Thursday, July 4, 2013

A July 4th message in the face of war

President Franklin D. Roosevelt delivered a speech on July 4, 1941 facing the prospect of war with Germany. The speech bluntly challenged his audience, according to Jeff Porro in the Washington Post.

The speech came at a time when American public opinion was still decidedly isolationist, despite the fact that Nazi armies had occupied Western Europe and were advancing rapidly in Russia, while the Japanese were on the march in Asia.

So instead of warmly invoking the past, he bluntly made the case for taking on the Axis:

"It is, indeed, a fallacy, based on no logic at all, for any American to suggest that the rule of force can defeat human freedom in all the other parts of the world and permit it to survive in the United States alone... It is simple -- I could almost say simple-minded--for us Americans to wave the flag, to reassert our belief in the cause of freedom and to let it go at that... I tell the American people solemnly that the United States will never survive as a happy and fertile oasis of liberty surrounded by a cruel desert of dictatorship.
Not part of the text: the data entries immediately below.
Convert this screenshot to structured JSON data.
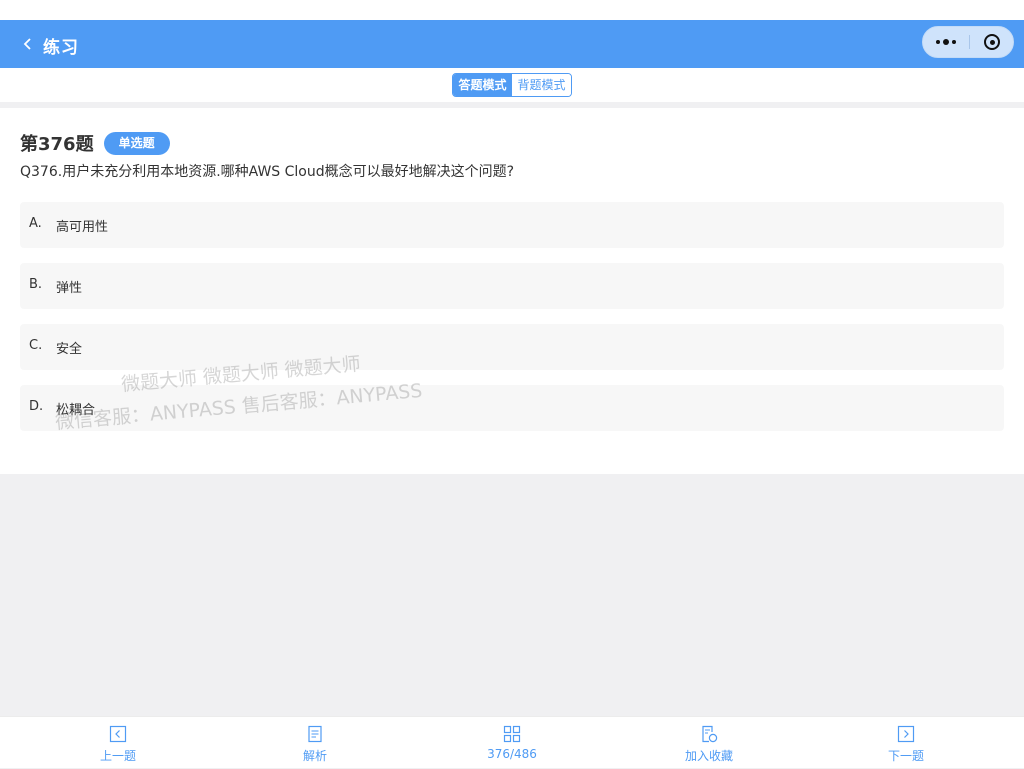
{
  "nav": {
    "title": "练习"
  },
  "mode": {
    "answer_label": "答题模式",
    "recite_label": "背题模式",
    "active": "answer"
  },
  "question": {
    "number": "第376题",
    "type": "单选题",
    "text": "Q376.用户未充分利用本地资源.哪种AWS Cloud概念可以最好地解决这个问题?"
  },
  "options": [
    {
      "letter": "A.",
      "text": "高可用性"
    },
    {
      "letter": "B.",
      "text": "弹性"
    },
    {
      "letter": "C.",
      "text": "安全"
    },
    {
      "letter": "D.",
      "text": "松耦合"
    }
  ],
  "watermark": {
    "line1": "微题大师 微题大师 微题大师",
    "line2": "微信客服：ANYPASS 售后客服：ANYPASS"
  },
  "tabbar": {
    "prev": {
      "label": "上一题",
      "icon": "chevron-left-box-icon"
    },
    "analysis": {
      "label": "解析",
      "icon": "document-icon"
    },
    "progress": {
      "label": "376/486",
      "icon": "grid-icon"
    },
    "favorite": {
      "label": "加入收藏",
      "icon": "favorite-doc-icon"
    },
    "next": {
      "label": "下一题",
      "icon": "chevron-right-box-icon"
    }
  },
  "colors": {
    "primary": "#4f9bf4",
    "background": "#f0f0f2",
    "option_bg": "#f7f7f7"
  }
}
And so it is that when we repeat the great pledge to our country and to our flag, it must be our deep conviction that we pledge as well our work, our will and, if it be necessary, our very lives."

This July 4th we do not face the menace that FDR, and the nation, faced in1941.  However, there are pressing issues at home and abroad that will shape the way we move into the future. Today we need to think about the freedoms we take for granted in this country and remind ourselves of the sacrifices that made them possible.